March Hunkness: Our 2018 Champion of Hunks

Readers, you have spoken.

Or should I say you have clicked your little paws off?

I’m getting tired.*

After five rounds of competition with a bevy of literary dreamboats duking it out, a new champion has been named. And Great Scot, he is hot.

In round one, he triumphed over poetic icon Dr. Yuri Zhivago. Round two saw him take on the legend in a reindeer jumper, Bridget Jones’s Mark Darcy. He had twice his work cut out for him in round three as he faced Little Women’s Professor Bhaer and After You’s Ambulance Sam, and in round four, he overruled Something Borrowed lawyer Dex Thaler. The final matchup wasn’t easy. Two-time semi-finalist and literary hunk to rule all literary hunks Fitzwilliam Darcy has never been one to go down without a fight. But in the end, it was a landslide victory. It looks like Darcy will have to settle for being runner-up for the second year in a row, because the 2018 Book Perfume Champion of Hunks is….

::::Drum(s of Autumn)roll please::::

Roger Jeremiah Wakefield MacKenzie!

That’s right, friends. Once again, this distinguished honor has gone to an Outlander hunk—only this time, it’s a comeback kid who just last year was knocked out during the second round of competition. One might say it’s the Return of the Mac, and I’m sure our 2017 Champion, Jamie Fraser, is happy to hand off this honor to the son of his house.

Like JAMMF the Champ before him, Roger Mac will reap many benefits as Champion of Hunks. He will be able to sing his own praises any time he sees fit (which is great, because the boy can SING). He can preach a sermon about the advantages of being so dreamy, and if he wants to get all nerdy and give us a lesson on the history of literary hunks, he can do that too. Oh, and he absolutely gets first dibs on any biscuits and scones that pass the bookshelf. That goes without saying.

Did someone say scones?

Of course, we must take a moment to acknowledge the thirty-three other hunks who made this competition oh-so-interesting this year, especially our two-time runner-up Darcy. If for any reason Roger is unable to fulfill his duties as Champion of Hunks, the responsibilities will fall to Fitzy D—but let’s face it: Roger Mac has never met a challenge he couldn’t take on, especially when scones and biscuits are involved.

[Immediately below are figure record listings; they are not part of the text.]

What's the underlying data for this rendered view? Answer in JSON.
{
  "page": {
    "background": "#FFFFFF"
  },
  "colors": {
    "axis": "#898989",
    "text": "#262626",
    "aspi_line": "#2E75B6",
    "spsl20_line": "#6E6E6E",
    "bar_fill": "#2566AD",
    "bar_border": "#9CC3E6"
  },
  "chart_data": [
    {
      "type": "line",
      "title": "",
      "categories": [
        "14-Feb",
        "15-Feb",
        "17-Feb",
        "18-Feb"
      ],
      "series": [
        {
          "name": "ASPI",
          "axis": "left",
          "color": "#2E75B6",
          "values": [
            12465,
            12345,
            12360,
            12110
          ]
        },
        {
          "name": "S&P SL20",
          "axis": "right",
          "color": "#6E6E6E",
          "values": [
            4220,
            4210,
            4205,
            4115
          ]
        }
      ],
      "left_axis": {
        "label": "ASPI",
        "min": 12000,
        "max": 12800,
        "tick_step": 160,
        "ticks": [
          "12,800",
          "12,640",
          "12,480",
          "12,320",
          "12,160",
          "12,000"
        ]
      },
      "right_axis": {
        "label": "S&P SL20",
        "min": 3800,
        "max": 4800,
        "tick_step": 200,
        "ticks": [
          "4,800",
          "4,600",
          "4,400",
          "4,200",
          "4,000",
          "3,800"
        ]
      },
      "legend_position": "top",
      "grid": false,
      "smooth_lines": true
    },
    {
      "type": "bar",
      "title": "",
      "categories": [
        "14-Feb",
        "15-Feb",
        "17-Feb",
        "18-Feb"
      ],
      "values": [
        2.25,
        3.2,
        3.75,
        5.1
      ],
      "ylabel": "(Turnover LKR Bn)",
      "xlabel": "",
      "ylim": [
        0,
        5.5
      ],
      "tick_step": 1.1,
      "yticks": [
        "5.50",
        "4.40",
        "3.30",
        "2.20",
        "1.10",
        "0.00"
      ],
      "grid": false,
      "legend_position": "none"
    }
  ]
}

It also wouldn’t be right to let this year’s tournament go by without thanking Jamie Fraser for carrying the title so beautifully for the past year. Whenever the need for hunkiness arose, JAMMF was there, as handsome and swoon-worthy as ever. As Champ Emeritus, I know he’ll provide his fellow countryman with advice and guidance as needed—even if it’s not requested.

Finally, I have to thank all of YOU for playing along and voting! This was so much fun and I can’t wait to do it all again next year. In the meantime, let’s raise some whisky—or tea, or biscuits, or lobster rolls—to Roger Mac, our very charming, very bookish Champion of Hunks!